Étape 3 : Construction de l’hexagramme. Nous poursuivons ce processus cinq fois de plus. Pour notre expérience, imaginons un résultat extraordinaire : nous obtenons un 7 à chaque lancer. Cela crée l’Hexagramme 1, Ch’ien / Le Créatif, composé de six lignes Yang continues. Dans le modèle holographique, ce résultat est un reflet fractal d’un schéma puissant et dominant de potentiel créateur disponible dans l’univers élargi en lien avec notre question. Ce schéma n’est pas une prédiction d’un événement spécifique, mais un instantané du « flux » présent. C’est une mesure du système énergétique dominant en vigueur.
Étape 4 : L’interprétation.
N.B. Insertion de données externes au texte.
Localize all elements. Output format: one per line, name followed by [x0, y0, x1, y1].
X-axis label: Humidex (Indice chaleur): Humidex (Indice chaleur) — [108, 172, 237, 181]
Nous consultons maintenant le texte du Yi Jing pour l’Hexagramme 1. Il évoque un succès sublime, la puissance des dragons, une action créatrice soutenue et l’importance de la persévérance. Par le prisme holographique, ce n’est pas un message de fortune. C’est le « manuel technique » de l’univers qui nous conseille sur la meilleure manière de nous aligner avec le schéma énergétique dominant que nous venons de mesurer. Le texte nous guide pour exploiter efficacement cette force créatrice. Nous ne lisons pas simplement un livre ; nous interprétons une carte de données du potentiel de la réalité, une carte que nous avons générée avec notre propre mesure personnelle.
Faire le lien entre science et mysticisme
Alors, comment fonctionne le Yi Jing ? Nous avons commencé par reconnaître les limites des explications traditionnelles et entrepris un voyage à travers la mécanique ancienne, la psychologie jungienne et enfin, la physique spéculative. Le modèle holographique offre une nouvelle manière de penser cette pratique ancestrale.
Ce modèle ne cherche pas à « prouver » que le Yi Jing est surnaturel ou magique. Au contraire, il le requalifie en un phénomène potentiellement naturel qui fonctionne selon des principes de physique que nous commençons à peine à comprendre. Il suggère que le lancer de pièces n’est pas une violation de la causalité mais une expression d’un ordre plus profond et holistique où chaque partie est connectée au tout.
Peut-être que la puissance et la pertinence durables du Yi Jing ne résident pas dans le magique, mais dans sa capacité profonde et élégante à agir comme une clé — un manuel de codage pour une réalité holographique. Il nous permet, dans un moment d’intention focalisée, de lire une seule page signifiante du livre infini de l’univers. Il nous invite à considérer que les réponses que nous cherchons ne sont peut-être pas « là-bas » ou dans le futur, mais sont déjà codées dans le tissu même de l’ici et maintenant, attendant une méthode suffisamment précise pour les révéler.